WHAT READERS ARE SAYING ABOUT

An Orphan Train Rider's Story 
Mail-Order Kid


"MARILYN COFFEY HAS CAUGHT THE REAL JESSIE TERESA"

“As I read through Mail-Order Kid it was like Jessie Teresa Martin was sitting on the couch with me telling the story of her life. It is so real. I knew Jessie Teresa personally. In fact, she stayed in our home attending one of OTHSA’s reunions of Orphan Train Riders. She sat in the yard swing; her feet in the air because she was so short, and laughed as she told me about flirting with the doctors and how she loved to dance. She showed me her Star of David and told how she came to have it. Her remark was that she had all her bases covered with her Catholic upbringing and her Jewish genetics.

“Everyone who met her loved her. She was just that kind of person and Marilyn Coffey has caught the real Jessie Teresa on the pages of this book. In 1993, Jessie Teresa’s story was written by her family and submitted for publication in “Orphan Train Riders: Their Own Stories Vol. 2,” however, she always wanted her story told in more detail and called me when she knew Marilyn Coffey was writing it for her. This book fulfills her desire to have her very own life story told in a way that people can understand what it meant to her to be a ‘orphan.’ I wish she had lived long enough to autograph my copy of her book.”
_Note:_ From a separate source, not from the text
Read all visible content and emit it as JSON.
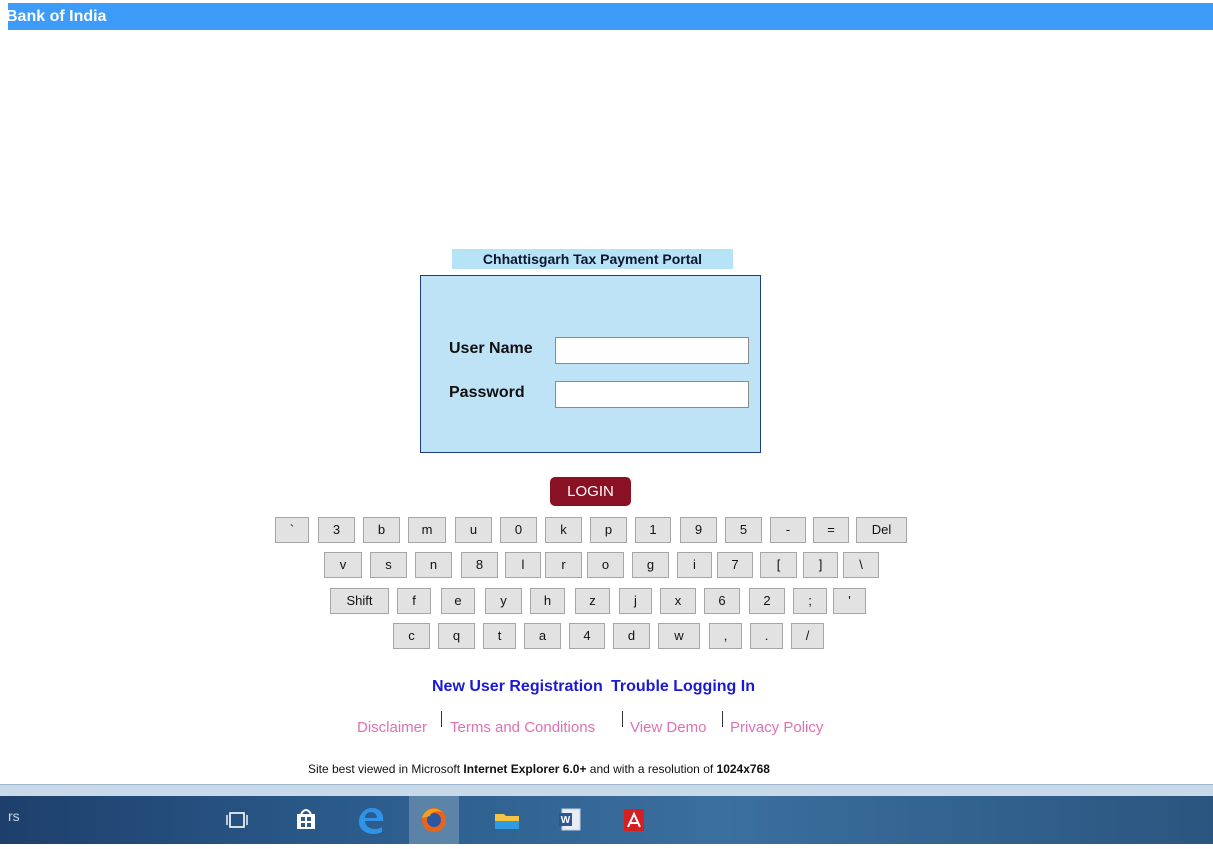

—Mary Ellen Johnson Founder and Executive Director 
Orphan Train Heritage Society of America, Inc.


​"NEW AND UNUSUAL"

“Quite fascinating, a new and unusual look at the Orphan Train experience.”

—Pippa White performer “The Orphan Train,” One’s Company Productions


"EXCELLENT JOB"

“An excellent job of bringing to life a little-known part of our country’s history.” 

—Sandy Hill journalist, novelist


"A CLASSIC"

—Kira Gale publisher, River Junction Press
OUT OF THE FOUNDLING, 
INTO THE FIRE

The massive orphan train exodus whisked three-year-old Teresa from the safety of her New York orphanage, where the worst thing the Foundling nuns did was wash her curly black hair, to a desolate house and cold-hearted “parents” in Kansas. There she entered a small and strange Volga German world whose inhabitants spoke a language she had never heard. In this odd world, she encountered whippings and sexual abuse.

Perhaps half a million children, like Teresa, were plucked from orphanages and shipped by rail (or “relocated”) to nearly every state in the Union from 1854 to 1929.

Mail-Order Kid looks at the orphan train movement through the eyes of one small child who yearns to know her “real” mother, survives a tortured childhood, and ultimately, as an adult, comes to terms with her past, her faith, and herself.